PatchSiren cyber security CVE debrief
CVE-2026-58126 Hyland CVE debrief
CVE-2026-58126 is a critical vulnerability in PACSgear PACS Scan 5.2.1, allowing unauthenticated remote code execution. The vulnerability is caused by an exposed .NET Remoting TCP service on port 22222, which can be exploited to read and write arbitrary files. This can be chained with DLL hijacking to achieve remote code execution as NT Authority SYSTEM. The vulnerability has a CVSS score of 9.3 and is considered critical. Organizations using PACSgear PACS Scan 5.2.1 should prioritize patching this vulnerability to prevent potential remote code execution attacks.
- Vendor
- Hyland
- Product
- PACSgear PACS Scan
- CVSS
- CRITICAL 9.3
- CISA KEV
- Not listed in stored evidence
- Original CVE published
- 2026-07-01
- Original CVE updated
- 2026-07-09
- Advisory published
- 2026-07-01
- Advisory updated
- 2026-07-09
Who should care
Organizations using PACSgear PACS Scan 5.2.1 should prioritize patching this vulnerability to prevent potential remote code execution attacks. This requires coordination with IT teams to ensure timely application of security patches and to assess the current vulnerability management processes. Additionally, security teams should review and update their vulnerability management policies to include checks for this specific vulnerability. Operators and platform administrators must be informed about the risks associated with this vulnerability and the necessary steps for mitigation.
Technical summary
The vulnerability is caused by an exposed .NET Remoting TCP service on port 22222 in PACSgear PACS Scan 5.2.1. This service allows remote attackers to read and write arbitrary files without authentication.
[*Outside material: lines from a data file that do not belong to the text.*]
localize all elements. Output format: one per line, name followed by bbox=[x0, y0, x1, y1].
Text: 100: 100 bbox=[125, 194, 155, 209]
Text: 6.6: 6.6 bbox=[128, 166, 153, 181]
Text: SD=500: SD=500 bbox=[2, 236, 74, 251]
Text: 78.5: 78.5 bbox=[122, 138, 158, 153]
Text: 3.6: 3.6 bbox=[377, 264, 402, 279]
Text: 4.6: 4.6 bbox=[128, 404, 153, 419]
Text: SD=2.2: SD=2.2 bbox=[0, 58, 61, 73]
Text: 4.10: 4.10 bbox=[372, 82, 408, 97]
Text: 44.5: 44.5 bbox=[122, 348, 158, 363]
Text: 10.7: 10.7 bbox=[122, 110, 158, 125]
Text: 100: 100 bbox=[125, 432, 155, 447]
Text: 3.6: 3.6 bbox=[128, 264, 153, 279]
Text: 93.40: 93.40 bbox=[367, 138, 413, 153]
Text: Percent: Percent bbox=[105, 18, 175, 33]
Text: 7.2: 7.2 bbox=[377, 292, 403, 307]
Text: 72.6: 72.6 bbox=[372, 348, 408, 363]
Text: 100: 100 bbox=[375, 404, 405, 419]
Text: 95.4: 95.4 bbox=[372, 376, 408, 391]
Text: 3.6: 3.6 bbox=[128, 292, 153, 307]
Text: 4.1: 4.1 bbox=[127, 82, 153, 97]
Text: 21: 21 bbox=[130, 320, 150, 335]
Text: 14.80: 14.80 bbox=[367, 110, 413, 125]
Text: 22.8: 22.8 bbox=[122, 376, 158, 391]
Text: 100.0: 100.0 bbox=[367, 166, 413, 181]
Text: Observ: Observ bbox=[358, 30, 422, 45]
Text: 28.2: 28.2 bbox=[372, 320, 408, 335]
By chaining this with DLL hijacking in PGImageExchangeQueueSvc.exe, attackers can achieve remote code execution as NT Authority SYSTEM upon service restart. The exposed service and lack of authentication enable attackers to exploit this vulnerability easily. Organizations must ensure that the .NET Remoting TCP service is properly secured or disabled if not required. Implementing compensating controls such as network segmentation and monitoring can help mitigate the risk until a patch is applied.
Defensive priority
High
Recommended defensive actions
- Apply the vendor-provided patch for PACSgear PACS Scan 5.2.1
- Disable the .NET Remoting TCP service on port 22222 if not required
- Implement compensating controls such as network segmentation and monitoring
- Verify and restrict access to the affected service
- Monitor for suspicious activity and implement exception tracking
Evidence notes
The CVE record was published on 2026-07-01T16:16:51.283Z and last modified on 2026-07-09T02:38:07.410Z. The NVD entry is currently Analyzed. This information is based on the NVD entry and the CVE record. The vulnerability affects PACSgear PACS Scan 5.2.1 and allows unauthenticated remote code execution. The CVE record and NVD entry provide additional context on the vulnerability.
Official resources
-
CVE-2026-58126 CVE record
CVE.org
-
CVE-2026-58126 NVD detail
NVD
-
Source item URL
nvd_modified
-
Mitigation or vendor reference
[email protected] - Exploit, Third Party Advisory
-
Source reference
[email protected] - Product
-
Mitigation or vendor reference
[email protected] - Third Party Advisory, VDB Entry
AI-assisted PatchSiren debrief based on the supplied source corpus. The CVE record was published on 2026-07-01T16:16:51.283Z and has not been modified since then. The NVD entry is currently Analyzed.